Yo pensé: “Llegó el momento. Esta es la mía”.

Imaginando yo sus dificultades para expresarse bien en español, le contesté mezclando palabras y expresiones en español e inglés. Se sorprendió un poco al principio, pero seguimos comentando lo que se suele comentar en las primeras conversaciones.
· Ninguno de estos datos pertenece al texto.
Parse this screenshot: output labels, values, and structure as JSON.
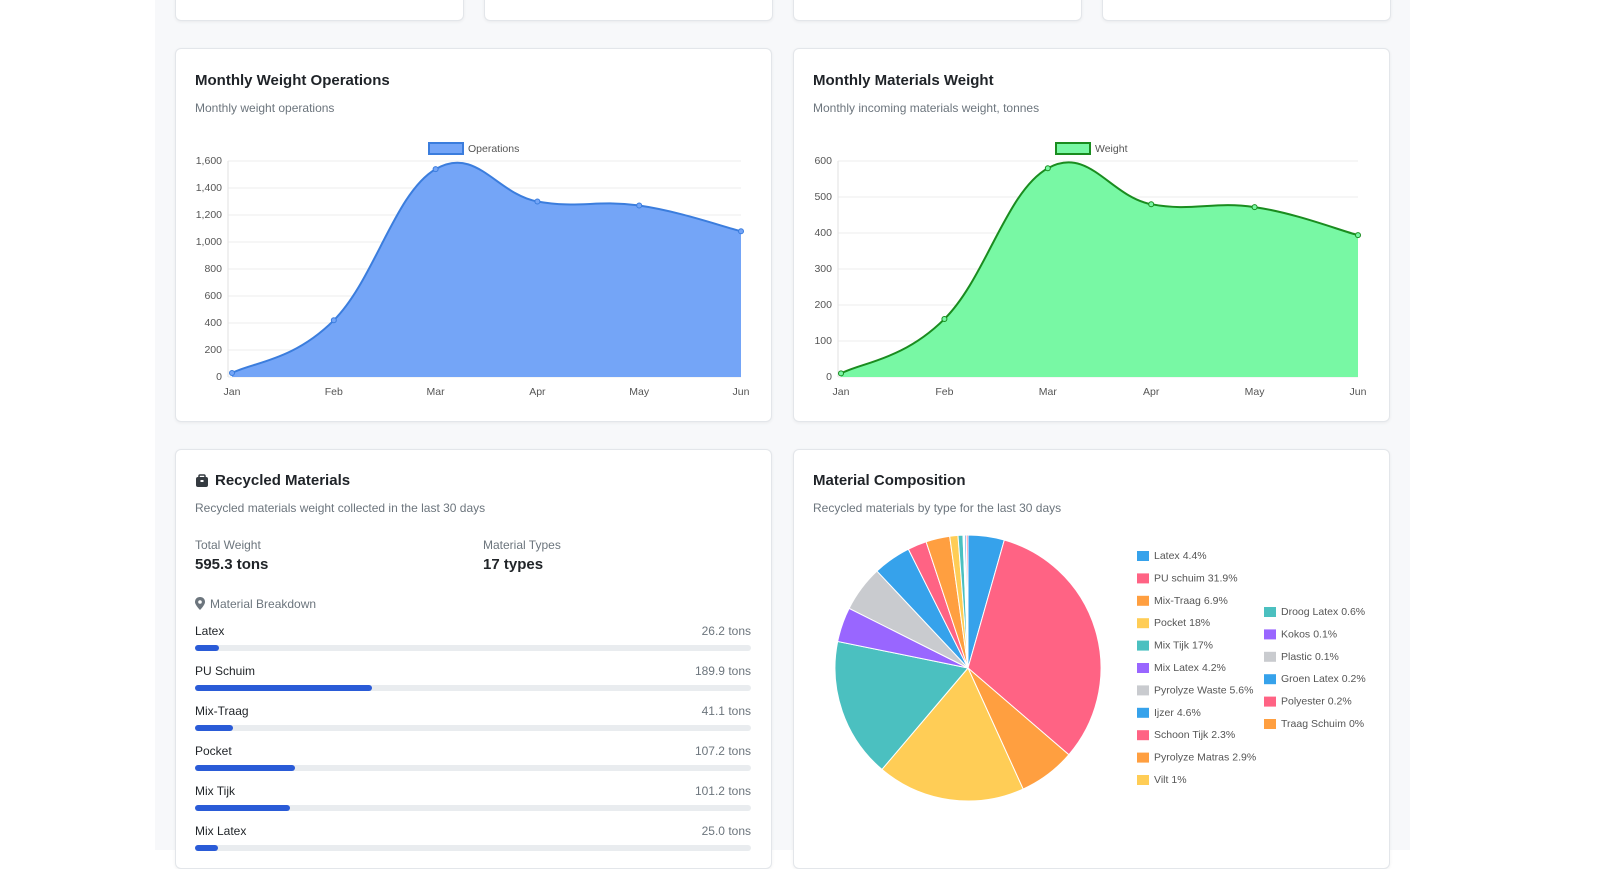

Se llamaba Simon, bueno, él dijo Simón; era inglés, como había supuesto yo; había viajado por varios países; llevaba ocho años viviendo en España; sólo había vuelto a Inglaterra en una ocasión, para resolver una herencia, y no pensaba volver jamás allí; abominaba del estilo de vida inglés, frente al cual elogiaba el clima y la tranquilidad que se disfrutan en nuestro país; se maravillaba de disponer aquí de todo el campo para él solo, de poder pasear a sus anchas, se sentía libre y en comunión con la Naturaleza.

La conversación transcurría amena. De pronto exclamó: “¡Suerte!”

Me extrañó el volumen tan elevado con que lo dijo, estando sólo a cuatro o cinco metros de mí; aunque me alegré al pensar que, en estos años, algún viejo le habría transmitido aquella antigua fórmula de despedida que, al separarse, le desea los mejores augurios al interlocutor.

-¡Gracias! –dije un poco desconcertado.

-¡¡¡Suerte!!! –volvió a gritar Simon, enérgico, subiendo el volumen de su voz.

-¡¡¡Gracias!!! –repetí, subiendo yo también el volumen, por si no me había oído-. ¡¡E igualmente!!

–¡No, hombre! –dijo sin poder evitar una risa franca–. ¡Perdona! Es que mi perro se llama Suerte y se ha adelantado mucho. No quiero que se pierda.